Ready to Take to the Barricades

This is what distinguishes it from the nations of the European continent and contradicts the Marxist concept of revolution. Commentators have attempted to explain this enigma as a British atavism which led to the continually repeated tall tales about the reformist and anti-theoretical character of the English poor compared to the radical consciousness animating the poor in France, who were always ready to take to the barricades. This type of ahistorical outlook fails to remember the abundance of theory during the civil war years of the 17th century and then forgets the persistence and violence which have always characterized the social struggles of the English poor, struggles which have never ceased to increase since the middle of this century. In reality, the enigma is resolved as follows: the revolt of the poor always depends on what it confronts.
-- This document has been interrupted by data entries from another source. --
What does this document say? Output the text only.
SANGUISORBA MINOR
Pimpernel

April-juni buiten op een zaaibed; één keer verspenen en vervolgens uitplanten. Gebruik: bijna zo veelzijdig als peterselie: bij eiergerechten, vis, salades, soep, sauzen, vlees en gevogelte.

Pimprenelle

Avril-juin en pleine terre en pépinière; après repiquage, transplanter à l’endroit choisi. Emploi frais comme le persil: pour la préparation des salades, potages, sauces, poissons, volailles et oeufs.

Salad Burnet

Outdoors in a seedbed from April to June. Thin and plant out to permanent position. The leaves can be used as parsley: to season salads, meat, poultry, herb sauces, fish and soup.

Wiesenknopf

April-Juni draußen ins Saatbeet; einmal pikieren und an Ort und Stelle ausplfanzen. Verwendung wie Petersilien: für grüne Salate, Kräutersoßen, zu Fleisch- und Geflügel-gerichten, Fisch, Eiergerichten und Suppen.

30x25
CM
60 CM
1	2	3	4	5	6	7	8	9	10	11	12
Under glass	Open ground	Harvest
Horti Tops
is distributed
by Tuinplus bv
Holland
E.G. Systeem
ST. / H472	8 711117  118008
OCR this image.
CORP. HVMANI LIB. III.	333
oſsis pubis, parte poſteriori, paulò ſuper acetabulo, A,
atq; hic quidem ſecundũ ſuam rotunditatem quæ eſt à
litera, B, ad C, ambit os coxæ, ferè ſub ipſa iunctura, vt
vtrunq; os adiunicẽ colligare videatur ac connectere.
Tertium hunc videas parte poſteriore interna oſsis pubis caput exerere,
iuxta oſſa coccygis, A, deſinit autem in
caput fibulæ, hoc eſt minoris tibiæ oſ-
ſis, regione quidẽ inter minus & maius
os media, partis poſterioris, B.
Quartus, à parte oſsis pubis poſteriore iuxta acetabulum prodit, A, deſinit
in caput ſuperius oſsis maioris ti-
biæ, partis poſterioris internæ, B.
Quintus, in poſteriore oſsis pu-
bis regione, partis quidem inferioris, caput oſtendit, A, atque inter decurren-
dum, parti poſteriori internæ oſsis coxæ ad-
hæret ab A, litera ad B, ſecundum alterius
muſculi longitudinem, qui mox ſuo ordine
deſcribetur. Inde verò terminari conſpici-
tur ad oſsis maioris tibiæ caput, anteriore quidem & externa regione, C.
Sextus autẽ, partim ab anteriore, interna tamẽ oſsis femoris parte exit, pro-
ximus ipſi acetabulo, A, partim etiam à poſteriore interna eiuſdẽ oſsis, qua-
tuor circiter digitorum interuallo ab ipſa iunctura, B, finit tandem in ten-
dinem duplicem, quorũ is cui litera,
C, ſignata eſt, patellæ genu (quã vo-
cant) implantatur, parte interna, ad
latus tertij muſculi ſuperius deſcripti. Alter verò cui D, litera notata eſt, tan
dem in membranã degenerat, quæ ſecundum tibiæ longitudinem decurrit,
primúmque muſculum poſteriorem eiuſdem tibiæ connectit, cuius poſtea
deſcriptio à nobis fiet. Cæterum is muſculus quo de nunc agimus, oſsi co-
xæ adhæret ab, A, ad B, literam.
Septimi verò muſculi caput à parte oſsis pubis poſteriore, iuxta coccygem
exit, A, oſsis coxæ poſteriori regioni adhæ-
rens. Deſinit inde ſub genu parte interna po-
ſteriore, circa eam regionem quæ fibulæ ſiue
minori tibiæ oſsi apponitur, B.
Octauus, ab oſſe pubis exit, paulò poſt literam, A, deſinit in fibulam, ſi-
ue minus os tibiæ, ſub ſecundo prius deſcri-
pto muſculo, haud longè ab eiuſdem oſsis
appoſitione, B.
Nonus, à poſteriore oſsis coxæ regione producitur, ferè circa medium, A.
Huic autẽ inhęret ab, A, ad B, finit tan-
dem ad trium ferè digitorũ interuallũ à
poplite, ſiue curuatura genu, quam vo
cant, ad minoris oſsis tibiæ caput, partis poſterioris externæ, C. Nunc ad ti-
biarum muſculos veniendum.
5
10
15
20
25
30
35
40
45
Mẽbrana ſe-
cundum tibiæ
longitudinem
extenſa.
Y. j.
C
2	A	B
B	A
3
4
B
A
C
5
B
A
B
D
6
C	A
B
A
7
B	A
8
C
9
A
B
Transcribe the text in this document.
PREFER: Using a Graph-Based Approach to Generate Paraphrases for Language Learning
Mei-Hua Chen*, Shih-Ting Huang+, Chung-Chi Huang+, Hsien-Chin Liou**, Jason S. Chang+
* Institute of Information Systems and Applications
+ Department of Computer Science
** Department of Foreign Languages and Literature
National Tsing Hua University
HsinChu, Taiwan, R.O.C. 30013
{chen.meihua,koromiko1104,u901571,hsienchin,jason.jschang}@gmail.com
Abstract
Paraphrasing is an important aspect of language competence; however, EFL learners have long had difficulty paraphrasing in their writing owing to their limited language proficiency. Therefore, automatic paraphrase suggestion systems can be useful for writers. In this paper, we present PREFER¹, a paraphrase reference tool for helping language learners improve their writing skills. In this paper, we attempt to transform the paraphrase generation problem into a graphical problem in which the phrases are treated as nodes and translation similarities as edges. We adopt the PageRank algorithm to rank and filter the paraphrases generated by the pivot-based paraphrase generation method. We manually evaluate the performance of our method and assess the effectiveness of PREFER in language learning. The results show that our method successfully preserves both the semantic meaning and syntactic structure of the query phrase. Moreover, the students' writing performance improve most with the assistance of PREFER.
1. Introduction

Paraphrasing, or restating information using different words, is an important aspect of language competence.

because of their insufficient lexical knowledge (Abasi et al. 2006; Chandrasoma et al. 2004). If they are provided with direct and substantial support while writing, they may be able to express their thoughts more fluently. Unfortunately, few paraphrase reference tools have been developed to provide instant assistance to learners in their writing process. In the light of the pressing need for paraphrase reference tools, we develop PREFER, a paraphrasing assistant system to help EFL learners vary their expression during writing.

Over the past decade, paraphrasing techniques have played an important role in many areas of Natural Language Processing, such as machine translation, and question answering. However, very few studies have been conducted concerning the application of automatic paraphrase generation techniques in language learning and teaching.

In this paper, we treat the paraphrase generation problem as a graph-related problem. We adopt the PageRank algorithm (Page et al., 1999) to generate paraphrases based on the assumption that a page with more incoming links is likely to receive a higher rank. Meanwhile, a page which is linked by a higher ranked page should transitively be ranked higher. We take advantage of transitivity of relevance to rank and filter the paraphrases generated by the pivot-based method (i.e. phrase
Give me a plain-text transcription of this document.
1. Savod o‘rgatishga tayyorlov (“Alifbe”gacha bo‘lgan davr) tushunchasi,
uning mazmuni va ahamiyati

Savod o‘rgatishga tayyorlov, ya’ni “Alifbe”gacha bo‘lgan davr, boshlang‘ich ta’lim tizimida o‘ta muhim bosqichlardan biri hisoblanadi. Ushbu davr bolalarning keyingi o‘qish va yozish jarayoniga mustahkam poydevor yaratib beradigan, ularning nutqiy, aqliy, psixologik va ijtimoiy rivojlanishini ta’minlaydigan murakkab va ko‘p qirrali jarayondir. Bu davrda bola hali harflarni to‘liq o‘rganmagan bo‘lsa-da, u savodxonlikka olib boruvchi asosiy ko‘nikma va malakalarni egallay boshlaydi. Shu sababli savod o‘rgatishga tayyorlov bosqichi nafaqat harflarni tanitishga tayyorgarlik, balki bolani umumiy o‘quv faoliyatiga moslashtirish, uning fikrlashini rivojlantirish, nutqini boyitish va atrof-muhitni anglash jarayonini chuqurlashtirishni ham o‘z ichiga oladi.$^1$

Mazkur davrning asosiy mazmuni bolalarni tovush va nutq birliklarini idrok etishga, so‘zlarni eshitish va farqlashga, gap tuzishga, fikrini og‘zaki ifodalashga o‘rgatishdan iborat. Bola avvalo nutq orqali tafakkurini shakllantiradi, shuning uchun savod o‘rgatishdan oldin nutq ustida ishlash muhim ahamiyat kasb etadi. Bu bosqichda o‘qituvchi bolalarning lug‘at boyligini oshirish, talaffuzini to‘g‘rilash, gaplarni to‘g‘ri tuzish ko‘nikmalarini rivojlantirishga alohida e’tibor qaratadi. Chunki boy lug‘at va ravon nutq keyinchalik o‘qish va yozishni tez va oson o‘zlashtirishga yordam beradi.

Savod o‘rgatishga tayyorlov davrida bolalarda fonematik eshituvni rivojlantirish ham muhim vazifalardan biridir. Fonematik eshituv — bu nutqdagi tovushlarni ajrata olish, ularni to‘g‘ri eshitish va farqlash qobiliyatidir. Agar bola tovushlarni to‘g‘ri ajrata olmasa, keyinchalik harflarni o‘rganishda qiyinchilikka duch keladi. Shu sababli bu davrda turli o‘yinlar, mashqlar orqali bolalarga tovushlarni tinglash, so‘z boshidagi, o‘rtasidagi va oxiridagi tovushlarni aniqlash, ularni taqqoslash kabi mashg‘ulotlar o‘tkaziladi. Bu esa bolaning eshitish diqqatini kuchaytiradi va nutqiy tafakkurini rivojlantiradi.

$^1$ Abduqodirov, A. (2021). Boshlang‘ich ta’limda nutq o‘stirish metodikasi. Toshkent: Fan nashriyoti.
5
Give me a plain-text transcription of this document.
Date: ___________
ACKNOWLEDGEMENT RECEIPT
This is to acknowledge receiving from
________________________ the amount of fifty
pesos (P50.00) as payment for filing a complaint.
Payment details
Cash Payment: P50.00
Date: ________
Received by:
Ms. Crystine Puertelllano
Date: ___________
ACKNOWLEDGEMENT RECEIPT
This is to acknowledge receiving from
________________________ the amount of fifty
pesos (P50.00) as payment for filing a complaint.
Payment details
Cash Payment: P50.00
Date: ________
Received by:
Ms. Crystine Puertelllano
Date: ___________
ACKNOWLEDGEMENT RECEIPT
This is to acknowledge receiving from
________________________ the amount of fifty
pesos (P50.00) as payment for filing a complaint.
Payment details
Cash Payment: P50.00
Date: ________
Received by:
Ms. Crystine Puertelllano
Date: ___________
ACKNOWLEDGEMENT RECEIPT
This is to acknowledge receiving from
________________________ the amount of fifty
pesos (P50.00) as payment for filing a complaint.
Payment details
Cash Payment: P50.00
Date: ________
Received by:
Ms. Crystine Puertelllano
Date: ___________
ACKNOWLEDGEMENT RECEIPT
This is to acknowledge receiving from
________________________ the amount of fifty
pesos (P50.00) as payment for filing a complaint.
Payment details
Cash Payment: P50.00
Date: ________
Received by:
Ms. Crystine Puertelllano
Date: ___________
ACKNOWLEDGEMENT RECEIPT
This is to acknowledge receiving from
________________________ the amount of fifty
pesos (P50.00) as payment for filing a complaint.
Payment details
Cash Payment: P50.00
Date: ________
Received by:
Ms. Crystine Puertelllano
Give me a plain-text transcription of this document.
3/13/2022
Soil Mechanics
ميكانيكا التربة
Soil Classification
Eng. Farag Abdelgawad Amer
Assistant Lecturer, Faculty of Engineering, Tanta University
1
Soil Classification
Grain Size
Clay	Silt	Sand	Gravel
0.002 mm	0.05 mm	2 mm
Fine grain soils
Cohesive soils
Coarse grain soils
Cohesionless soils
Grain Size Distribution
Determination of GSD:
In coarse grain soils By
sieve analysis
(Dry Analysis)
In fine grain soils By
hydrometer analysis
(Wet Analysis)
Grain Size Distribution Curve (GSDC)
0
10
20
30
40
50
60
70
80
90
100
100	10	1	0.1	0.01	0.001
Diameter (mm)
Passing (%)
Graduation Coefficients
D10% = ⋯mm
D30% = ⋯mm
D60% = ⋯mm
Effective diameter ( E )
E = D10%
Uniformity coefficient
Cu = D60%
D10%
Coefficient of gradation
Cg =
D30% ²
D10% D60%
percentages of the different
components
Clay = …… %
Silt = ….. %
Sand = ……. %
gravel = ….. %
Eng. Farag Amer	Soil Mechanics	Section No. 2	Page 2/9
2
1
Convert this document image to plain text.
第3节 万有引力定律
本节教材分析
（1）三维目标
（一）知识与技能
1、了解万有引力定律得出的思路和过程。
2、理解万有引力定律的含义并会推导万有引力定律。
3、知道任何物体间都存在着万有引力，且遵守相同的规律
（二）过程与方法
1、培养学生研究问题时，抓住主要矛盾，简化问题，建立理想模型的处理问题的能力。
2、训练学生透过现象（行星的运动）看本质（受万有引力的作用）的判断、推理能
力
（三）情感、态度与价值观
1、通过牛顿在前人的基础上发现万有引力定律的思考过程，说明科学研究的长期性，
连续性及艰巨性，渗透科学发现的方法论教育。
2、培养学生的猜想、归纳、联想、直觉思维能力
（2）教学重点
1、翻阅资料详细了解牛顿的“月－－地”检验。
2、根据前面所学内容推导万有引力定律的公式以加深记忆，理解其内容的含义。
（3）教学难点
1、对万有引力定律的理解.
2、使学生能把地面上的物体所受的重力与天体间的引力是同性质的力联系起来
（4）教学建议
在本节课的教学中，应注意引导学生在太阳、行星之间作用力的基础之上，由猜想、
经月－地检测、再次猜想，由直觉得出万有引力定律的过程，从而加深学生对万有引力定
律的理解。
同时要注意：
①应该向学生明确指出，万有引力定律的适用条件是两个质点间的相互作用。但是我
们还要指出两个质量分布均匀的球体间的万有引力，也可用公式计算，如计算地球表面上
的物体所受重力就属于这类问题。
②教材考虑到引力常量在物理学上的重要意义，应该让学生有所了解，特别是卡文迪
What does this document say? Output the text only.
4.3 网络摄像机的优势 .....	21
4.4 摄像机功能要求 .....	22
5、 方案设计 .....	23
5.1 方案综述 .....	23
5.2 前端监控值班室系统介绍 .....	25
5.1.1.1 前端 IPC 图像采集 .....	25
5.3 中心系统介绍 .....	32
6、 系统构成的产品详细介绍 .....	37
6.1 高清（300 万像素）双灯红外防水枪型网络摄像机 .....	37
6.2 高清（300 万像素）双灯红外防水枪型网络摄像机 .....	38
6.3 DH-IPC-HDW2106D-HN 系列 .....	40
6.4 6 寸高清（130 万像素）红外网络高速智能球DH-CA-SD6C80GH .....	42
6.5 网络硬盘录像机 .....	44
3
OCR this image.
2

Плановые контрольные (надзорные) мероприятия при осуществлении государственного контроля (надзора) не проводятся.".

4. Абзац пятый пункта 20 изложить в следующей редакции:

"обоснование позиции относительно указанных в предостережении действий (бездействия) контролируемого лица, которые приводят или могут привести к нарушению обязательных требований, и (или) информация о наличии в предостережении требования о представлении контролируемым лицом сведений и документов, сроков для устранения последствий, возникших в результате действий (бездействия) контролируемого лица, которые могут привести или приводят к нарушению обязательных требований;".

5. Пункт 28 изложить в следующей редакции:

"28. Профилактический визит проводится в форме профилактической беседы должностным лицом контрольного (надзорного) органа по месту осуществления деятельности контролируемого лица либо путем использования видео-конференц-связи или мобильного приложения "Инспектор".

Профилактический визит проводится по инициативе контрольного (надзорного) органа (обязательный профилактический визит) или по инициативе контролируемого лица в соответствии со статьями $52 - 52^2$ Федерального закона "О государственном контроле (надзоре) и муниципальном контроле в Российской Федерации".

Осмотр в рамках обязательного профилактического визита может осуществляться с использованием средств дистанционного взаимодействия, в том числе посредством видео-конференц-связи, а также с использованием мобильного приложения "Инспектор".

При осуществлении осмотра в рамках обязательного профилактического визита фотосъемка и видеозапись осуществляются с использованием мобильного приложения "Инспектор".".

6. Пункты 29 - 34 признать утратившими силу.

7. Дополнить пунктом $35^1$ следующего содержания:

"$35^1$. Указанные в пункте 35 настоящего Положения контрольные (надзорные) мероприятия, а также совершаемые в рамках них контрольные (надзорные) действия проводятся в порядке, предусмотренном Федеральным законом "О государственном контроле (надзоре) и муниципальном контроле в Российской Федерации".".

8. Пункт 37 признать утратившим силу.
In England, it was through the brutal force of a social mechanism and without flowery phrases that the dominant classes carried out their enterprise of domestication. English historians often find it deplorable that the “industrial revolution” was not accompanied by a “cultural revolution” that would have integrated the poor into the “industrial spirit” (such considerations multiplied in the 70’s, when the extension of wildcat strikes acutely revealed its importance).

In France, the bourgeois counter-revolution was above all theoretical; domination was exercised through politics and law, “the miracle that has kept people in a state of abuse since 1789” (Louis Blanc). These principles represented a universal project: the promise that the poor would be able to participate when they adopted the structures in place. Around 1830, a sector of the poor took on the role of speaking on behalf of this promise, demanding that “men who have been made inferior be given their dignity as citizens” (Proudhon). Beginning in 1848, the same principles were invoked against the bourgeoisie in the name of the “republic of work.” And it is common knowledge to what extent the dead weight of 1789 would play a role in the crushing of the Commune.

This social project split in two in the 19th century. In England, the capital of capital, social struggles were unable to merge into a unified assault, becoming travesties that remained on a level of “economic” struggles. In France, the cradle of reformism, this unitary assault remained restricted to a political form, leaving the last word to the state. The secret of the absence of a revolutionary movement across the Channel is therefore identical to that of the defeat of the revolutionary movements on the continent.

We have described the beginnings of a process that is now reaching completion: the classical labor movement is definitely integrated into civil society and a new project of industrial domestication is now underway. Today the grandeur, as well as the limits of the movements of the past, which inevitably determine social conditions in each region of this world, have become fully clear.

Translated from the French journal Os Cangaceiros (Les Jardins de Provence, 3 rue Dancourt, 75018 Paris, France) by Michael William and Sandy Beach.

NOTES

1. The millenarian movements, active in Europe from the 13th to the 17th centuries, attempted to realize a Golden Age or state of grace in this life. They grew out of a messianic Christianity which saw all temporal authority—church and state—as the anti-christ and a hindrance to the arrival of the millennium, the 1,000-year rule of Christ on earth. Its adherents flaunted economic, sexual, religious and civic taboos, using a wide variety of means—some of them violent—to achieve their utopia. See Norman Cohn, The Pursuit of the Millennium, an exciting and accurate, yet conservative view of the period.